Marijuana Ban in Los Angeles Heads to City Council: Dispensary Group Pushes Alternatives

Categories: Marijuana

marijuana dispensary shop Andrew Hecht.JPG
Andrew Hecht
It looks like the City Council will vote on banning all of L.A.'s iconic pot shops in February after the Public Safety Committee gave the idea a unanimous okay last week, officials say.

The prospect of seeing our town lose its 500 or so medical dispensaries has inspired the Union of Medical Marijuana Patients to present City Hall with alternatives.

This morning the group will ...


... hold a press conference outlining its alternatives.

Sounds like too little too late to us. The City Council has tried to get a grip on the burgeoning retail pot scene in L.A. only to be burned by retailers that have taken advantage of the body's indecision, waffling and spotty enforcement.

This time, Councilman Jose Huizar, a former pot shop supporter, is saying to hell with it: Let's just shut them all down.

His rationale is mainly a state appellate court's decision that says Long Beach can't regulate an industry that is basically federally outlawed anyway: no lottery system to reduce the number of shops. No permits.
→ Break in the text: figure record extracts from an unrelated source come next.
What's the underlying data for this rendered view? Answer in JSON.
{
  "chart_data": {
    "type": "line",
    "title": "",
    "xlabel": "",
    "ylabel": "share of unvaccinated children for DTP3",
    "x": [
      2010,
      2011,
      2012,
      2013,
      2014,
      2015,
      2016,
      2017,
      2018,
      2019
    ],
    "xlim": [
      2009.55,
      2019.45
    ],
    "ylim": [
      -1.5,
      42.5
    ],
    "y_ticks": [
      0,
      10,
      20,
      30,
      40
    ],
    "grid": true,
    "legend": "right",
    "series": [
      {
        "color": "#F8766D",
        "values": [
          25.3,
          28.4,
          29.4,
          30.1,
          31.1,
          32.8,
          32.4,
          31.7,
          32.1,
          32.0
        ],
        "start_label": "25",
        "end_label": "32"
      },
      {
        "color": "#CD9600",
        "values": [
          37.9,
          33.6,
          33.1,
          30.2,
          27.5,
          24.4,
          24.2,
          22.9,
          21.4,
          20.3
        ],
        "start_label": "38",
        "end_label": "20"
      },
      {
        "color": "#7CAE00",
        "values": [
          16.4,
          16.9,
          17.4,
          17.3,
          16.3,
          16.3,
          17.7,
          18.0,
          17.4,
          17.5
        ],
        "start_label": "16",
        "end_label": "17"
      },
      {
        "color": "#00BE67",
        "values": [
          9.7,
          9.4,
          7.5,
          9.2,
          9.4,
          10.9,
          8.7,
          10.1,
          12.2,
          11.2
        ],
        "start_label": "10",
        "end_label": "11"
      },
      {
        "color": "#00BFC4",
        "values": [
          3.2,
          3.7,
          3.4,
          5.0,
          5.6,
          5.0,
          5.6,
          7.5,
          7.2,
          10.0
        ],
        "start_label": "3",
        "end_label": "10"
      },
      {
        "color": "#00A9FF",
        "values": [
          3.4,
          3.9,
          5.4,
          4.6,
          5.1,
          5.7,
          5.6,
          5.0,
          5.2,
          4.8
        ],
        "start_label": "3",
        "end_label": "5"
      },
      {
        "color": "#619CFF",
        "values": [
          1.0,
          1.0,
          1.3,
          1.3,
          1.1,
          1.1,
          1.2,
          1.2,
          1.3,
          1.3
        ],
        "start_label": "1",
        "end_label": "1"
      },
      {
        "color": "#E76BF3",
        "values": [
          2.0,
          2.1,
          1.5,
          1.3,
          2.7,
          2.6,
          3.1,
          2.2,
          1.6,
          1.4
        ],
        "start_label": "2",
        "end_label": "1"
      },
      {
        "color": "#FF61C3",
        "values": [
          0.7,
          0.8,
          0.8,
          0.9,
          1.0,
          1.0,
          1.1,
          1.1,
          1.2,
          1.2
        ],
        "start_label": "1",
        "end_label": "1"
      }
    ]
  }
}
Since L.A. does it that way too, the ruling makes it hard for the city to regulate dispensaries.

But the state Supreme Court has vowed to review that decision, and it could be overturned.

Meanwhile, dispensary supporters say there's still a way to regulate pot shops without killing them all.

One proposal calls on the city to simply enforce existing rules and deal with neighbors' complaints about dispensaries according to those ordinances (noise, loitering and the like).

The second says the city can implement a "ban with abeyance" in which shops that "are operating in compliance with local and state law" are allowed to stay open despite a ban. Those that aren't would be closed.

A little magical thinking here?

This is the group that says shutting down all the dispensaries in town could be in violation of the law because "dispersing up to 1.5 million plants and associated dispensaries into every neighborhood creates an environmental impact that needs to be assessed."

The organization's director, James Shaw, also says:

What this means is that if the City bans dispensaries that all these patients will be forced to take the six plants they are legally entitled to grow to their homes, creating mini-marijuana farms, and their associated dispensaries in every neighborhood in the city, each of which will potentially attract robberies. This would be a disaster after all the progress made in recent years in reducing violent crime.

Robberies? Aren't these the same people who supported a now-debunked RAND study that essentially projected that crime actually goes down around open dispensaries?

That's some good stuff. (We're talking about the union's arguments.)

The press conference happens at 9:30 a.m. outside City Council chambers.